Activity at a Syrian chemical weapons depot has prompted Hillary Clinton to warn against any use of these devices. The AP reports: “WASHINGTON — U.S. and allied intelligence have detected Syrian movement of chemical weapons components in recent days, a senior U.S. defense official said Monday, as the Obama administration again warned the Assad regime against using them.”
Secretary of State Hillary Rodham Clinton, in Prague for meetings with Czech officials, reiterated President Barack Obama’s declaration that Syrian action on chemical weapons was a “red line” for the United States that would prompt action.
Readers will recall the New York Times recently emphasized the difficulty in securing these stockpiles. It reported that “the Pentagon has told the Obama administration that any military effort to seize Syria’s stockpiles of chemical weapons would require upward of 75,000 troops” raising doubts about the credibility of Clinton’s warning.

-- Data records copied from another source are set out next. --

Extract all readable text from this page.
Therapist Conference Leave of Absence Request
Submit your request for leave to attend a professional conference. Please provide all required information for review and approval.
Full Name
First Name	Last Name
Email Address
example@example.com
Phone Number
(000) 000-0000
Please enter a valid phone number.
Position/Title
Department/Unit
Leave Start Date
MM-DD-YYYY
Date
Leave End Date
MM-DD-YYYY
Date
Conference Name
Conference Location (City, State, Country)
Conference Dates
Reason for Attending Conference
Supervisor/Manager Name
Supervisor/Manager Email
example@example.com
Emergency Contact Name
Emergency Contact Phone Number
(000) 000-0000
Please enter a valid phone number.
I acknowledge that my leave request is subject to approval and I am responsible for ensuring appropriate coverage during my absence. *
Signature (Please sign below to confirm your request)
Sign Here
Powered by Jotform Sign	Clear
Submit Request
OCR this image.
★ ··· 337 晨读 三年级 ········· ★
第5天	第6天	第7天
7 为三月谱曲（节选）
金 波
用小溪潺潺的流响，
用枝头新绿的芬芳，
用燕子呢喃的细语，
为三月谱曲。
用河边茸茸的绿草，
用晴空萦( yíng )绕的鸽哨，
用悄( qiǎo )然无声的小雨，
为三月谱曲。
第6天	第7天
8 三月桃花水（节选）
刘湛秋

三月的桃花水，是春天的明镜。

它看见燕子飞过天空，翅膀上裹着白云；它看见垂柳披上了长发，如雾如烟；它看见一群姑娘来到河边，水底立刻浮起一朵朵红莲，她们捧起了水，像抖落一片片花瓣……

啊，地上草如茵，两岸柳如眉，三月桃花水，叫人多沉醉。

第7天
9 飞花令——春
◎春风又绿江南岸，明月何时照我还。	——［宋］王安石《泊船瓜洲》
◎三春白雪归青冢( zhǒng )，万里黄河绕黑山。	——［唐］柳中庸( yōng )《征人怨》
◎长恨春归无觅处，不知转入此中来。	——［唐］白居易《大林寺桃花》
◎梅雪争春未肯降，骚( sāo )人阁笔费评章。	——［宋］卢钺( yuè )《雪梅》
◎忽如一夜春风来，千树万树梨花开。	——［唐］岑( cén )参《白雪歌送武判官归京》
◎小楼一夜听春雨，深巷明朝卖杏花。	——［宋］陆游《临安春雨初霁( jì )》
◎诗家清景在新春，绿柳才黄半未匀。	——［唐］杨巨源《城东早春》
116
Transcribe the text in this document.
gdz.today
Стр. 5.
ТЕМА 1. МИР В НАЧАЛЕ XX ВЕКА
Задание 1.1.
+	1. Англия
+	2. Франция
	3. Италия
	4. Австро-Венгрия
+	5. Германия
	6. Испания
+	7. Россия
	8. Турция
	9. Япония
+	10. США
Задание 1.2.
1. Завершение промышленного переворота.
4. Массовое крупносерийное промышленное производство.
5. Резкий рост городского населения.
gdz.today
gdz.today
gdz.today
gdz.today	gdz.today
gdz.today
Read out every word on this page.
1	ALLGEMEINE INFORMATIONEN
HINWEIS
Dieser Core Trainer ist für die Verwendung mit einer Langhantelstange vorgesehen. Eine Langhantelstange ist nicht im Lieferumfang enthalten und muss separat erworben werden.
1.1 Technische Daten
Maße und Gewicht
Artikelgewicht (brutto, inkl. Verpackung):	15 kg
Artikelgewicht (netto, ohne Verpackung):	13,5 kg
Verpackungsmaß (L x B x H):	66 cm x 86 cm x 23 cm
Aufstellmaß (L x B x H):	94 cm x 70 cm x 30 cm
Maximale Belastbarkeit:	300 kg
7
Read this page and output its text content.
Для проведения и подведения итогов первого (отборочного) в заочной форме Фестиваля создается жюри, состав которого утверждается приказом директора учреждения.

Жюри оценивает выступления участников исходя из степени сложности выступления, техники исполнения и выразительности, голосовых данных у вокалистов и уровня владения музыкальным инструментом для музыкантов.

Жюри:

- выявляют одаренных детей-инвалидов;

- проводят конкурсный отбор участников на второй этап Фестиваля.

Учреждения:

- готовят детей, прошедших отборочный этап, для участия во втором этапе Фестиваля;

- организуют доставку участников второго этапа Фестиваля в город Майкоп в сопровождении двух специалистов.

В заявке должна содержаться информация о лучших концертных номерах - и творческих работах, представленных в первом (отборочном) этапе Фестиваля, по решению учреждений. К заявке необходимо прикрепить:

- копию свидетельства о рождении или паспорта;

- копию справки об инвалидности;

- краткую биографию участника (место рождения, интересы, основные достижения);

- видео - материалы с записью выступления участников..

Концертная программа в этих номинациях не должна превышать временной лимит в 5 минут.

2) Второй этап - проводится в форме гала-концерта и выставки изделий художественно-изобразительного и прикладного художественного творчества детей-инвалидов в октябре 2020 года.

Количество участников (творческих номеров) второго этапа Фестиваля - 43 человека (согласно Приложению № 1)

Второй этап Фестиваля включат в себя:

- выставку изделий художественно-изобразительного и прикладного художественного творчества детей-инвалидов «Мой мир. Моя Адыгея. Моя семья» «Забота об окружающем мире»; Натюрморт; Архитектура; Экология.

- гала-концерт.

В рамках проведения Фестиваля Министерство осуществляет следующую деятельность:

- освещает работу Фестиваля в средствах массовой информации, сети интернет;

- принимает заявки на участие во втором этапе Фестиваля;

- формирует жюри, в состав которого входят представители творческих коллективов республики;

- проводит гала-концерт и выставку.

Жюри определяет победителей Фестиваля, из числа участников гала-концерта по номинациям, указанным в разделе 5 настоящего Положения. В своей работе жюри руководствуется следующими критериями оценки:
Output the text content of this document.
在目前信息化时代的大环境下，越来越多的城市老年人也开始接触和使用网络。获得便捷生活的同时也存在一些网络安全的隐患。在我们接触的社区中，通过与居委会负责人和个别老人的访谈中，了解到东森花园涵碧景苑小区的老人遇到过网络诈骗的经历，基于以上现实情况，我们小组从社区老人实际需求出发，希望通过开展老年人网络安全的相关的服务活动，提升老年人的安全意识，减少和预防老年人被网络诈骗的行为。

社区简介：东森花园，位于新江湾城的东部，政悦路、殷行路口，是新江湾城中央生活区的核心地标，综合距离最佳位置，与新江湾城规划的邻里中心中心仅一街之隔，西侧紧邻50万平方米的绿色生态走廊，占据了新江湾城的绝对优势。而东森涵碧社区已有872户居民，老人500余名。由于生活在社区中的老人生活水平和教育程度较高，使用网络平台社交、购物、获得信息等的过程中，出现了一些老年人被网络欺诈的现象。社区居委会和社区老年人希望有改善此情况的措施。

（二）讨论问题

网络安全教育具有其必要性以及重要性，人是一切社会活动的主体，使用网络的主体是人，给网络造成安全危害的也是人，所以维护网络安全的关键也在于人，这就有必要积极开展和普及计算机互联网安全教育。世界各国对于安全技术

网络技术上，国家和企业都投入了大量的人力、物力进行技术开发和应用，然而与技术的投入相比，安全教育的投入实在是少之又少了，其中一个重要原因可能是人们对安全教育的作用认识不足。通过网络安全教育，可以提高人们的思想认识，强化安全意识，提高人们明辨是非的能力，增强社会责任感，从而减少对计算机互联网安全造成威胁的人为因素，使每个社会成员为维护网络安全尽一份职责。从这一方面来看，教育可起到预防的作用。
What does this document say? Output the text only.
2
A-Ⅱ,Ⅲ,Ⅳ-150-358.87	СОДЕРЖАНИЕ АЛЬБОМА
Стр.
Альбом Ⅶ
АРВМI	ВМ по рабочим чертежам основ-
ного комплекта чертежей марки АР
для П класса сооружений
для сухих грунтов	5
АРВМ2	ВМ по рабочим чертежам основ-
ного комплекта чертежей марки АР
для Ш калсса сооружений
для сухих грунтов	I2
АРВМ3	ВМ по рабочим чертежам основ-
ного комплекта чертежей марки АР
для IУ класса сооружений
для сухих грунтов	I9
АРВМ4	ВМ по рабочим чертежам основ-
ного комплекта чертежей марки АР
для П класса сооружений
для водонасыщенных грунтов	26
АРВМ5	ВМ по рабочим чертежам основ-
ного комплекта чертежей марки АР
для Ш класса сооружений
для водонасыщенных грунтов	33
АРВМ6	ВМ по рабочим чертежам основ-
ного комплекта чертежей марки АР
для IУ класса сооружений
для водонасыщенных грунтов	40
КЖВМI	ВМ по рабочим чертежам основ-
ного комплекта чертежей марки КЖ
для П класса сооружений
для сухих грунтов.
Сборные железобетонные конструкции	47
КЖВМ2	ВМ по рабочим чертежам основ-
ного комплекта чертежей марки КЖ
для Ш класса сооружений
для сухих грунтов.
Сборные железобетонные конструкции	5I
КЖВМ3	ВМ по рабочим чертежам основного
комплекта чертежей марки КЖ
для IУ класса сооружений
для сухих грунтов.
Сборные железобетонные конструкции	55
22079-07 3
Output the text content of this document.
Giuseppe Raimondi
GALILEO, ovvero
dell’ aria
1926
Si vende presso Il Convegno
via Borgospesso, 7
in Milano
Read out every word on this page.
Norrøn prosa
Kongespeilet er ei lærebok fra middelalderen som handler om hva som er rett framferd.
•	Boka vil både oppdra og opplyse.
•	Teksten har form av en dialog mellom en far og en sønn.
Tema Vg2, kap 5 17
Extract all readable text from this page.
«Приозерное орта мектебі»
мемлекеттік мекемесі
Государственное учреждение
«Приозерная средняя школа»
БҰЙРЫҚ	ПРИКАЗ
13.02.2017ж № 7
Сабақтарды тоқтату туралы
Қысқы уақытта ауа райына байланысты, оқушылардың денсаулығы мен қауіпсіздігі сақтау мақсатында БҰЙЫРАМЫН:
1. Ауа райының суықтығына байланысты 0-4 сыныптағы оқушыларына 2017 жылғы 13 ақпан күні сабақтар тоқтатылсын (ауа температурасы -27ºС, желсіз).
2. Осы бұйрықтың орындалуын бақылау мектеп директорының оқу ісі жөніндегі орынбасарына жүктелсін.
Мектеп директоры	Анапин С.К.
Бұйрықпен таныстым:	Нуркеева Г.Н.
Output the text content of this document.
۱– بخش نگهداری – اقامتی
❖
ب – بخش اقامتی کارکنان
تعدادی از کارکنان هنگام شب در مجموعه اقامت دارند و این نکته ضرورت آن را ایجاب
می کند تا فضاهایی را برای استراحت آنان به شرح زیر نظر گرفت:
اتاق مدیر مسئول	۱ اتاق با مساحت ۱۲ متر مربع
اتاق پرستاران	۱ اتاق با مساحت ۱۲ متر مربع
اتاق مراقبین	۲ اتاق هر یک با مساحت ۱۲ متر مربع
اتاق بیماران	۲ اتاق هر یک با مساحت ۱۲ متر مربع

The estimated size of the potential effort, provided to the White House by the military’s Central Command and Joint Staff, called into question whether the United States would have the resources to act quickly if it detected the movement of chemical weapons and forced President Obama, as he said in August, to “change my calculus” about inserting American forces into Syria. So far Mr. Obama has avoided direct intervention into the most brutal civil conflict to emerge from the Arab Spring uprisings, and the Pentagon assessment was seen as likely to reinforce that reluctance.
Just what Hillary could do if Syria crosses her Red Line is an interesting question. Perhaps having kicked the can down the road for so long the Obama administration may find that it is too late to turn the Titanic away from the iceberg. The AP article cited above said:
An administration official said the trigger for U.S. action of some kind is the use of chemical weapons or movement with the intent to use or provide them to a terrorist group like Hezbollah. … Syria is believed to have several hundred ballistic surface-to-surface missiles capable of carrying chemical warheads.
Its arsenal is a particular threat to the American allies, Turkey and Israel, and Obama singled out the threat posed by the unconventional weapons earlier this year as a potential cause for deeper U.S. involvement in Syria’s civil war.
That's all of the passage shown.